The ECat license that belonged to Ampenergo Inc. was signed over to Industrial Heat in exchange for a promised of three payments to Rossi and Leonardo. The payments totaling $100.5 million were to be made in three installments. One of $1.5 million at the start of the agreement, a $10 million payment after the successful completion of an e-cat validation test. $89 million to be paid after a 350 day test Guaranteed Performance Test.
First of all, the agreement did not give Industrial Heat the intellectual property of A.Rossi and ECat technology. Instead it gave the company the right to commercialize the ECat technology in North America, Central America, South America, the Caribbean, China, Russia, Saudi Arabia and the United Arab Emirates. An ECat unit was shipped from Fererra, Italy to Raleigh, North Carolina for the Guaranteed Performance Test in August 2013. Industrial Heat paid Leonardo $1.5 million on October 26, 2012 but it failed to carry out the test; requiring the agreement to be rewritten.
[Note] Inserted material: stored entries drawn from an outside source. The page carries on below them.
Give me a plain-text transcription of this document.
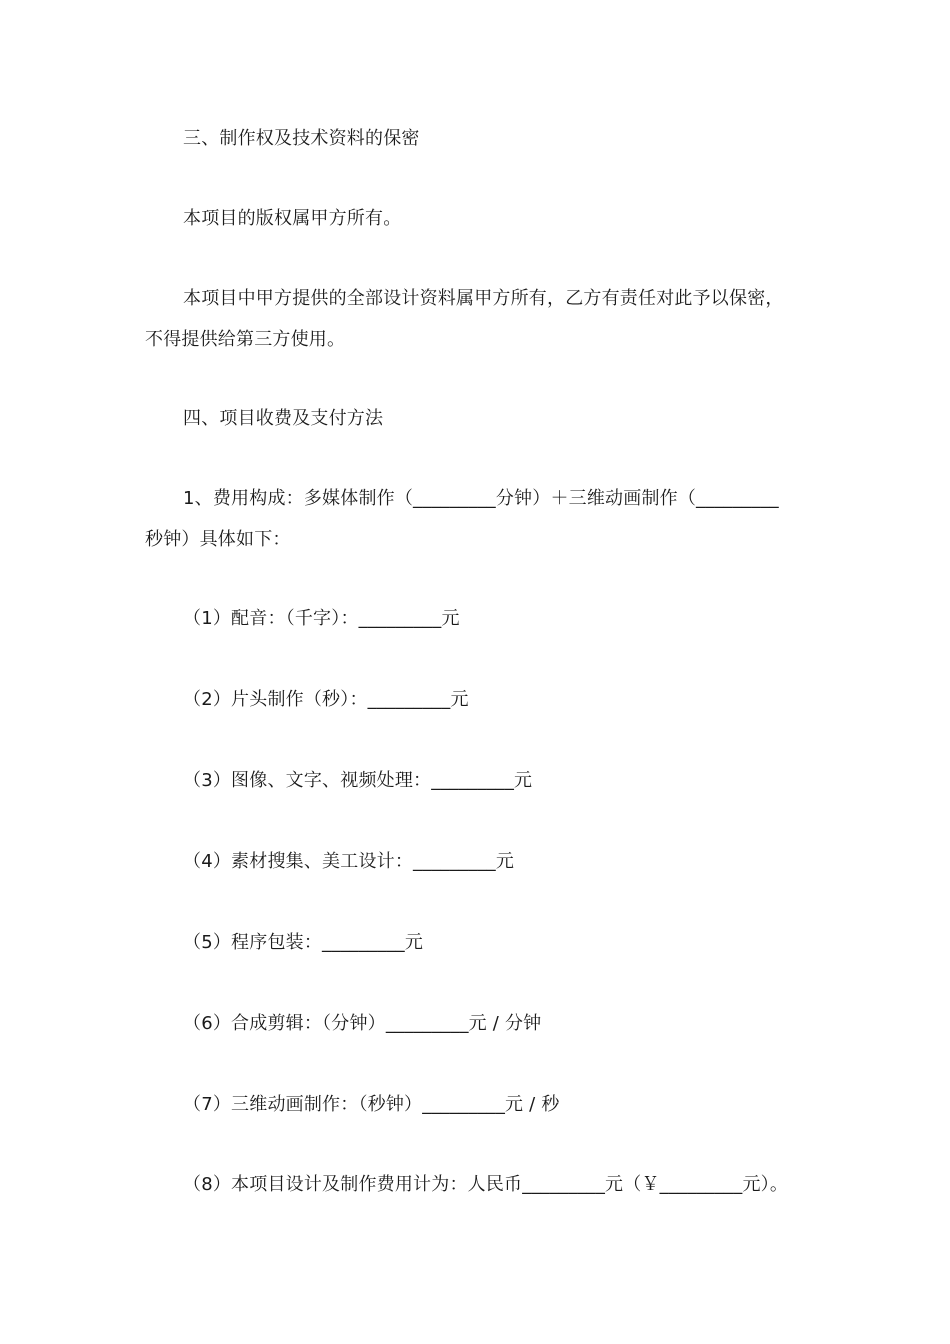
三、制作权及技术资料的保密
本项目的版权属甲方所有。
本项目中甲方提供的全部设计资料属甲方所有，乙方有责任对此予以保密，
不得提供给第三方使用。
四、项目收费及支付方法
1、费用构成：多媒体制作（_________分钟）＋三维动画制作（_________
秒钟）具体如下：
（1）配音：（千字）：_________元
（2）片头制作（秒）：_________元
（3）图像、文字、视频处理：_________元
（4）素材搜集、美工设计：_________元
（5）程序包装：_________元
（6）合成剪辑：（分钟）_________元 / 分钟
（7）三维动画制作：（秒钟）_________元 / 秒
（8）本项目设计及制作费用计为：人民币_________元（￥_________元）。
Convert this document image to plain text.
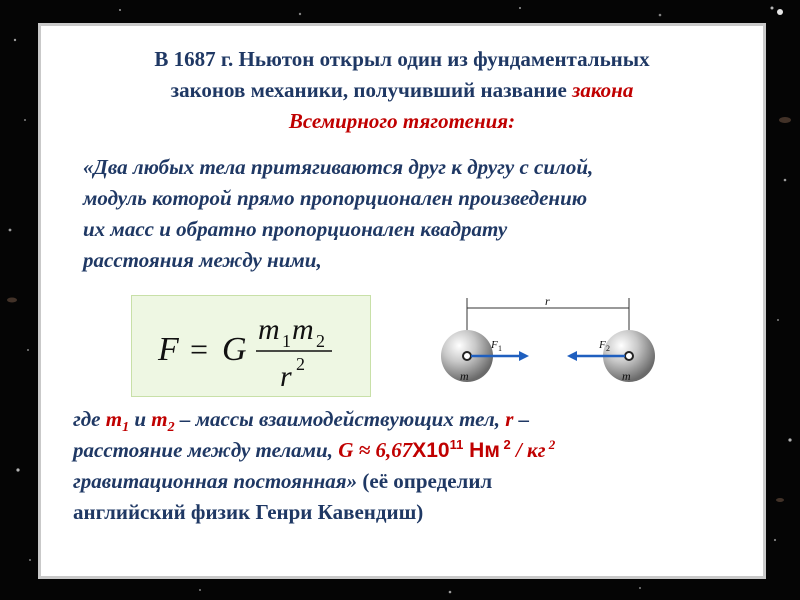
В 1687 г. Ньютон открыл один из фундаментальных
законов механики, получивший название закона
Всемирного тяготения:
«Два любых тела притягиваются друг к другу с силой,
модуль которой прямо пропорционален произведению
их масс и обратно пропорционален квадрату
расстояния между ними,
F = G
m 1 m 2
r 2
r
m	m
F 1	F 2
где $m_1$ и $m_2$ – массы взаимодействующих тел, r –
расстояние между телами, $G \approx 6,67Х10^{11}$ Нм $^2$ / кг $^2$
гравитационная постоянная» (её определил
английский физик Генри Кавендиш)
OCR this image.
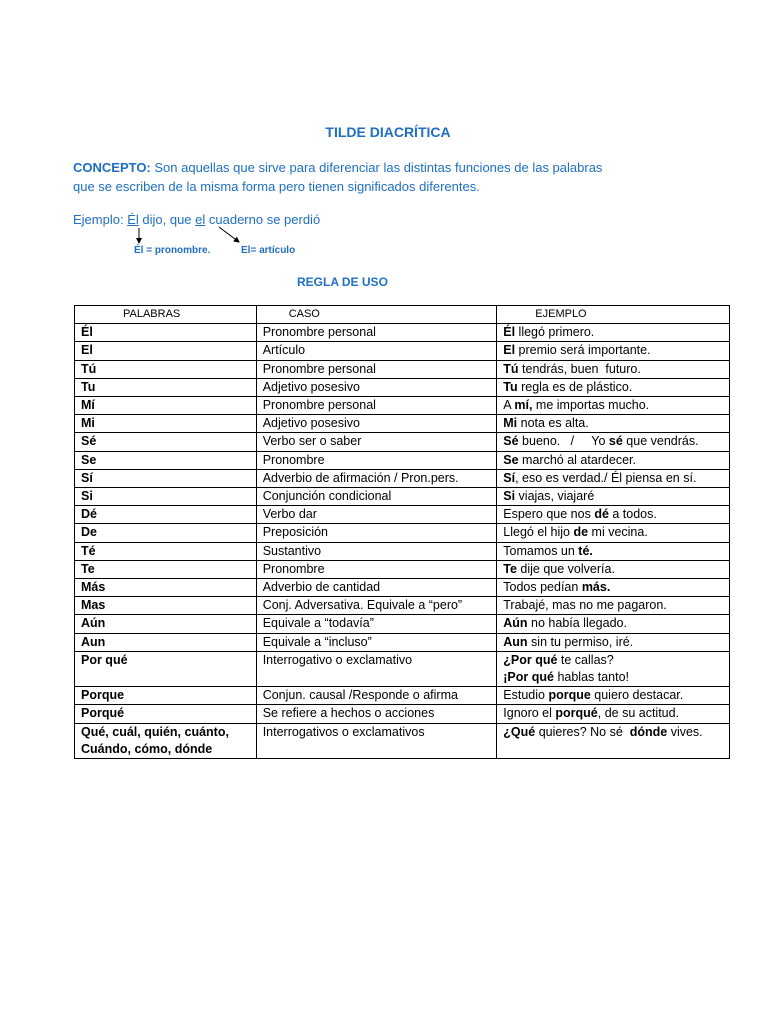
TILDE DIACRÍTICA
CONCEPTO: Son aquellas que sirve para diferenciar las distintas funciones de las palabras
que se escriben de la misma forma pero tienen significados diferentes.
Ejemplo: Él dijo, que el cuaderno se perdió
Él = pronombre.	El= artículo
REGLA DE USO
PALABRAS	CASO	EJEMPLO
Él	Pronombre personal	Él llegó primero.
El	Artículo	El premio será importante.
Tú	Pronombre personal	Tú tendrás, buen  futuro.
Tu	Adjetivo posesivo	Tu regla es de plástico.
Mí	Pronombre personal	A mí, me importas mucho.
Mi	Adjetivo posesivo	Mi nota es alta.
Sé	Verbo ser o saber	Sé bueno.   /     Yo sé que vendrás.
Se	Pronombre	Se marchó al atardecer.
Sí	Adverbio de afirmación / Pron.pers.	Sí, eso es verdad./ Él piensa en sí.
Si	Conjunción condicional	Si viajas, viajaré
Dé	Verbo dar	Espero que nos dé a todos.
De	Preposición	Llegó el hijo de mi vecina.
Té	Sustantivo	Tomamos un té.
Te	Pronombre	Te dije que volvería.
Más	Adverbio de cantidad	Todos pedían más.
Mas	Conj. Adversativa. Equivale a “pero”	Trabajé, mas no me pagaron.
Aún	Equivale a “todavía”	Aún no había llegado.
Aun	Equivale a “incluso”	Aun sin tu permiso, iré.
Por qué	Interrogativo o exclamativo	¿Por qué te callas?
¡Por qué hablas tanto!
Porque	Conjun. causal /Responde o afirma	Estudio porque quiero destacar.
Porqué	Se refiere a hechos o acciones	Ignoro el porqué, de su actitud.
Qué, cuál, quién, cuánto,
Cuándo, cómo, dónde	Interrogativos o exclamativos	¿Qué quieres? No sé  dónde vives.
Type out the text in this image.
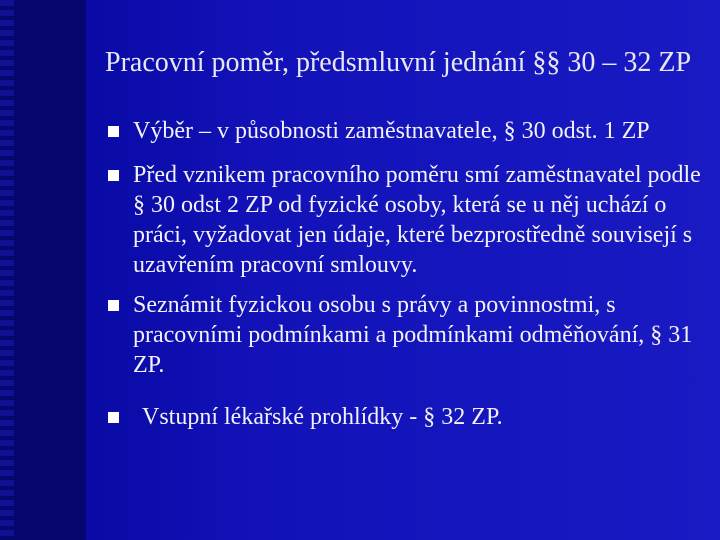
Pracovní poměr, předsmluvní jednání §§ 30 – 32 ZP
Výběr – v působnosti zaměstnavatele, § 30 odst. 1 ZP
Před vznikem pracovního poměru smí zaměstnavatel podle § 30 odst 2 ZP od fyzické osoby, která se u něj uchází o práci, vyžadovat jen údaje, které bezprostředně souvisejí s uzavřením pracovní smlouvy.
Seznámit fyzickou osobu s právy a povinnostmi, s pracovními podmínkami a podmínkami odměňování, § 31 ZP.
Vstupní lékařské prohlídky - § 32 ZP.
The guaranteed performance test was finally carried out in Miami, starting in February 19, 2015, at the facility of an unidentified company. Industrial Heat paid $1,000 a day to conduct the test.
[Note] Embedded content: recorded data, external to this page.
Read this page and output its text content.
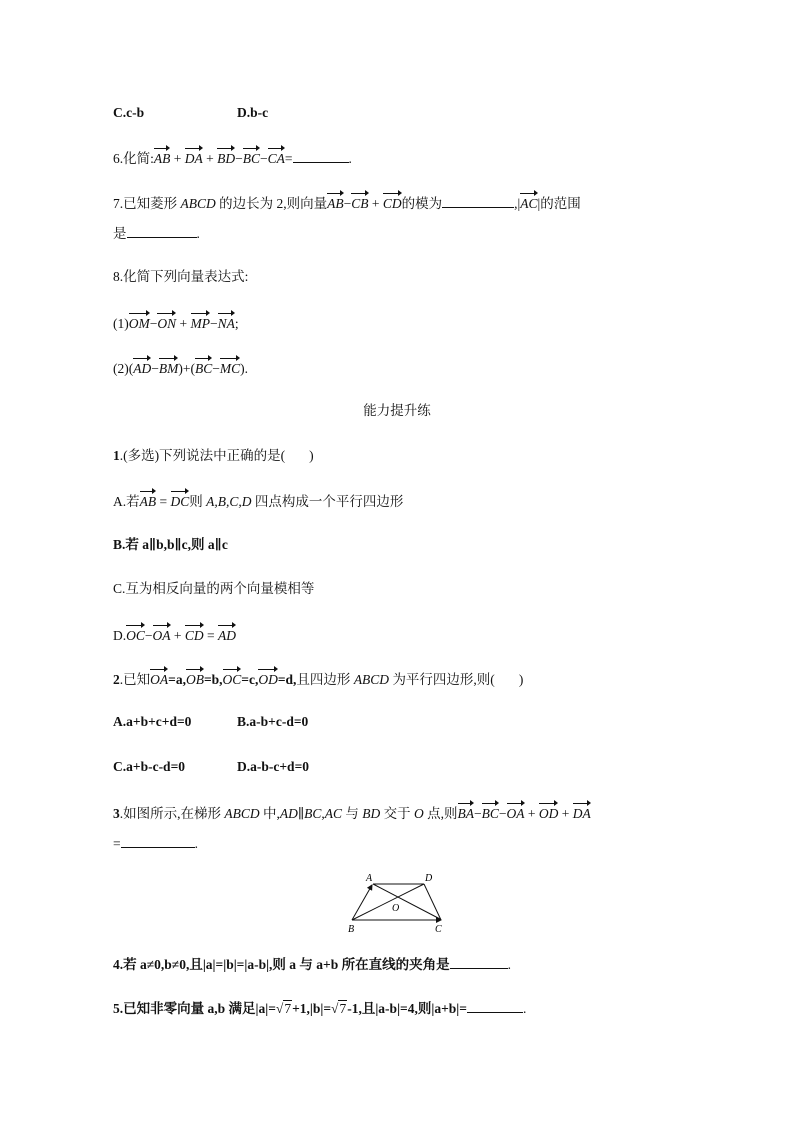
C.c-b	D.b-c
6.化简:AB + DA + BD−BC−CA=	.
7.已知菱形 ABCD 的边长为 2,则向量AB−CB + CD的模为	,|AC|的范围
是	.
8.化简下列向量表达式:
(1)OM−ON + MP−NA;
(2)(AD−BM)+(BC−MC).
能力提升练
1.(多选)下列说法中正确的是( )
A.若AB = DC则 A,B,C,D 四点构成一个平行四边形
B.若 a∥b,b∥c,则 a∥c
C.互为相反向量的两个向量模相等
D.OC−OA + CD = AD
2.已知OA=a,OB=b,OC=c,OD=d,且四边形 ABCD 为平行四边形,则( )
A.a+b+c+d=0	B.a-b+c-d=0
C.a+b-c-d=0	D.a-b-c+d=0
3.如图所示,在梯形 ABCD 中,AD∥BC,AC 与 BD 交于 O 点,则BA−BC−OA + OD + DA
=	.
A	D
O
B	C
4.若 a≠0,b≠0,且|a|=|b|=|a-b|,则 a 与 a+b 所在直线的夹角是	.
5.已知非零向量 a,b 满足|a|=√7+1,|b|=√7-1,且|a-b|=4,则|a+b|=	.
The Guaranteed Performance Test was successfully completed on February 15, 2016. A. Rossi claims that "The ECat operated successfully for more than 350 days during the test. By all accounts, the amount of energy produced by the E-Cat Unit during the test was substantially greater than fifty (50) times the amount of energy consumed by the E-Cat Unit during the same period,” and these results were verified by Engineer Fabio Peron, who is described as the “expert responsible for validation” or ERV. Peron and two experts hired by Industrial Heat Barry West and Fulvio Fabiani monitored the test and helped operate the e-cat during the testing. On March 29, 2016, Rossi therefore demanded that Industrial Heat pay him $89 million to comply with the license agreement.
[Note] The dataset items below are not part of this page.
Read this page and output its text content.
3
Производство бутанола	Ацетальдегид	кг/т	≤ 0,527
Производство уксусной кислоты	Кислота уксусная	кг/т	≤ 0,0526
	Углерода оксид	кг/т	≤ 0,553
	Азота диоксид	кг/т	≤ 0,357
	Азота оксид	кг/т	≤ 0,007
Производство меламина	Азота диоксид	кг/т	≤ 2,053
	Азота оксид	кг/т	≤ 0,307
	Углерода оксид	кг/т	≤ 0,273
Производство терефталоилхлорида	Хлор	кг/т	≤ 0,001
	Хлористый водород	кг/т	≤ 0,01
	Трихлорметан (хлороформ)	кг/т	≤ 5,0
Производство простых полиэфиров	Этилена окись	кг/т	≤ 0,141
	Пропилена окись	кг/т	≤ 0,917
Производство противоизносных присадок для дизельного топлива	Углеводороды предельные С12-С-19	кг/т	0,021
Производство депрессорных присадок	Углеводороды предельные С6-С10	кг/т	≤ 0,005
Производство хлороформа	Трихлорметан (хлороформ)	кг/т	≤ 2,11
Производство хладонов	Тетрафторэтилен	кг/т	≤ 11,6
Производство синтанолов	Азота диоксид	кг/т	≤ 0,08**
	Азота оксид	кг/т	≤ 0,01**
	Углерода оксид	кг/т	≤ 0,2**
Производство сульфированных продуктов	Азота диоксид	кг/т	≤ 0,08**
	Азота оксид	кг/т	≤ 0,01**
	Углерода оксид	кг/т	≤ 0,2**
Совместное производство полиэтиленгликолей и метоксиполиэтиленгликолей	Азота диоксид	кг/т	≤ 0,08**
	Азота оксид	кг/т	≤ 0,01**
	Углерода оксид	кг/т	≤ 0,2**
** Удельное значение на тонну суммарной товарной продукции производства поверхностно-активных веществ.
Industrial Heat is now claiming that ECat did not pass the tests so it is under obligation to pay the money. But for what the IH needs the intellectual property of A.Rossi, if it cannot / doesn't want to pay for license and this IP allegedly doesn't work? Such an IP would be useless for IH anyway. Industrial Heat was formed on October 24, 2012, without Rossi’s knowledge. Darden and Rossi signed the ECat license agreement on October 26, 2012, before most of us were aware of it. A. Rossi is alleging that Industrial Heat was set up with the express purpose of stealing and commercializing his technology. Darden and Vaughn intentionally misled Rossi with claims that Industrial Heat and Cherokee were the same company; when in reality they were separate organizations. The IH did pay for testing E-Cat unit and portion of money for independent one-year standing Guaranteed Performance Test of it. But Industrial Heat broke a license agreement when they refused to pay Leonardo Corporation $100 million for the rights to ECat, illegally copied Rossi’s technology, and has illegally obtained a patent for Rossi’s intellectual property.